In this modern world, STEM has become the “it” topic. However, we are still facing both a minority disparity and a lack of females in STEM driven fields. To combat these problems, companies and colleges alike are placing an emphasis on STEM programs, in hopes of addressing this lack of diversity. The same holds true for my story.
My name is Lauren Bush and I am currently a freshman in college hoping to pursue a career in STEM, specifically in neuroscience. As a member of Howard’s Bison STEM Scholars Program, I will have the resources and means to support my exploration and growth in my studies. Howard University, located in the heart of DC, is an HBCU attempting to change the status quo by implementing programs to attract females and minorities to a lucrative STEM career. The Bison STEM Scholars is a concept dedicated to supporting students in search of their PhDs in a scientific field. As a student development course, it seeks to ease the transition from high school to college and ensure students are remaining focused on their studies. As a Bison STEM Scholar, I receive a full scholarship to Howard with the contingency that I remain focused on graduating with a PhD following my undergraduate years. This and other similar programs are beginning to become more common around the country as the US commits itself to a goal of furthering research and remaining a leader in STEM.

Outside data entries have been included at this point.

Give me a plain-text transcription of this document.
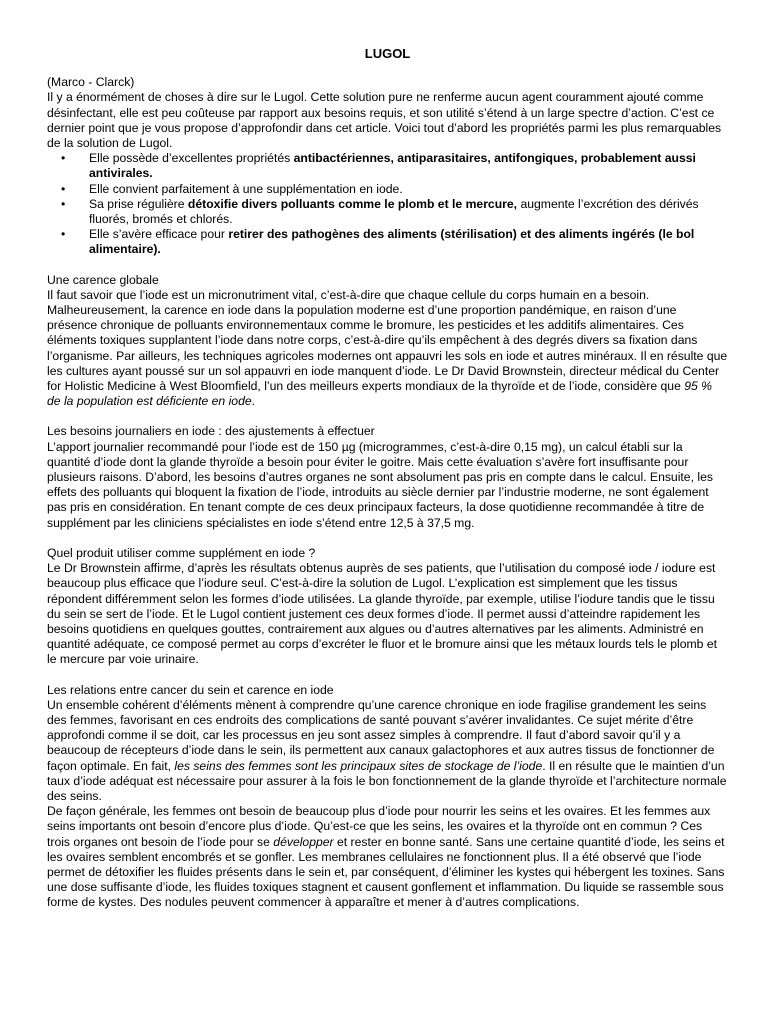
LUGOL

(Marco - Clarck)

Il y a énormément de choses à dire sur le Lugol. Cette solution pure ne renferme aucun agent couramment ajouté comme désinfectant, elle est peu coûteuse par rapport aux besoins requis, et son utilité s’étend à un large spectre d’action. C’est ce dernier point que je vous propose d’approfondir dans cet article. Voici tout d’abord les propriétés parmi les plus remarquables de la solution de Lugol.

• Elle possède d’excellentes propriétés antibactériennes, antiparasitaires, antifongiques, probablement aussi antivirales.
• Elle convient parfaitement à une supplémentation en iode.
• Sa prise régulière détoxifie divers polluants comme le plomb et le mercure, augmente l’excrétion des dérivés fluorés, bromés et chlorés.
• Elle s’avère efficace pour retirer des pathogènes des aliments (stérilisation) et des aliments ingérés (le bol alimentaire).

Une carence globale

Il faut savoir que l’iode est un micronutriment vital, c’est-à-dire que chaque cellule du corps humain en a besoin. Malheureusement, la carence en iode dans la population moderne est d’une proportion pandémique, en raison d’une présence chronique de polluants environnementaux comme le bromure, les pesticides et les additifs alimentaires. Ces éléments toxiques supplantent l’iode dans notre corps, c’est-à-dire qu’ils empêchent à des degrés divers sa fixation dans l’organisme. Par ailleurs, les techniques agricoles modernes ont appauvri les sols en iode et autres minéraux. Il en résulte que les cultures ayant poussé sur un sol appauvri en iode manquent d’iode. Le Dr David Brownstein, directeur médical du Center for Holistic Medicine à West Bloomfield, l’un des meilleurs experts mondiaux de la thyroïde et de l’iode, considère que 95 % de la population est déficiente en iode.

Les besoins journaliers en iode : des ajustements à effectuer

L’apport journalier recommandé pour l’iode est de 150 µg (microgrammes, c’est-à-dire 0,15 mg), un calcul établi sur la quantité d’iode dont la glande thyroïde a besoin pour éviter le goitre. Mais cette évaluation s’avère fort insuffisante pour plusieurs raisons. D’abord, les besoins d’autres organes ne sont absolument pas pris en compte dans le calcul. Ensuite, les effets des polluants qui bloquent la fixation de l’iode, introduits au siècle dernier par l’industrie moderne, ne sont également pas pris en considération. En tenant compte de ces deux principaux facteurs, la dose quotidienne recommandée à titre de supplément par les cliniciens spécialistes en iode s’étend entre 12,5 à 37,5 mg.

Quel produit utiliser comme supplément en iode ?

Le Dr Brownstein affirme, d’après les résultats obtenus auprès de ses patients, que l’utilisation du composé iode / iodure est beaucoup plus efficace que l’iodure seul. C’est-à-dire la solution de Lugol. L’explication est simplement que les tissus répondent différemment selon les formes d’iode utilisées. La glande thyroïde, par exemple, utilise l’iodure tandis que le tissu du sein se sert de l’iode. Et le Lugol contient justement ces deux formes d’iode. Il permet aussi d’atteindre rapidement les besoins quotidiens en quelques gouttes, contrairement aux algues ou d’autres alternatives par les aliments. Administré en quantité adéquate, ce composé permet au corps d’excréter le fluor et le bromure ainsi que les métaux lourds tels le plomb et le mercure par voie urinaire.

Les relations entre cancer du sein et carence en iode

Un ensemble cohérent d’éléments mènent à comprendre qu’une carence chronique en iode fragilise grandement les seins des femmes, favorisant en ces endroits des complications de santé pouvant s’avérer invalidantes. Ce sujet mérite d’être approfondi comme il se doit, car les processus en jeu sont assez simples à comprendre. Il faut d’abord savoir qu’il y a beaucoup de récepteurs d’iode dans le sein, ils permettent aux canaux galactophores et aux autres tissus de fonctionner de façon optimale. En fait, les seins des femmes sont les principaux sites de stockage de l’iode. Il en résulte que le maintien d’un taux d’iode adéquat est nécessaire pour assurer à la fois le bon fonctionnement de la glande thyroïde et l’architecture normale des seins.

De façon générale, les femmes ont besoin de beaucoup plus d’iode pour nourrir les seins et les ovaires. Et les femmes aux seins importants ont besoin d’encore plus d’iode. Qu’est-ce que les seins, les ovaires et la thyroïde ont en commun ? Ces trois organes ont besoin de l’iode pour se développer et rester en bonne santé. Sans une certaine quantité d’iode, les seins et les ovaires semblent encombrés et se gonfler. Les membranes cellulaires ne fonctionnent plus. Il a été observé que l’iode permet de détoxifier les fluides présents dans le sein et, par conséquent, d’éliminer les kystes qui hébergent les toxines. Sans une dose suffisante d’iode, les fluides toxiques stagnent et causent gonflement et inflammation. Du liquide se rassemble sous forme de kystes. Des nodules peuvent commencer à apparaître et mener à d’autres complications.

In my journey, I have not always been focused on STEM. Originally, I wanted to pursue law. People had always told me that I was argumentative and as I had no passion, I followed their suggestions and devoted myself to becoming a lawyer. However, upon the death of my grandmother, I became fascinated with the brain and how it degrades over time to lead to someone as healthy as my grandmother to be afflicted with Alzheimer’s. This piqued my interest in STEM and I ran with it. Since then, I have had the opportunity to look at cadavers, specifically their brains and learn more about the function of this mighty organ. At Howard, there is no neuroscience major, so I have declared myself a chemistry major dedicated to learning about the chemical neurotransmitters and imbalances within the brain that contribute to neural diseases.
I hope that for others looking for a career, they can recognize STEM as a viable field. There is the potential for research that can alleviate people’s pain, cure illnesses, or even just satiate your curiosity. If that is not to your liking, you can work to create drugs, become a mathematician, engineer, or a doctor. The point is the opportunities are endless and everyone should at least consider STEM.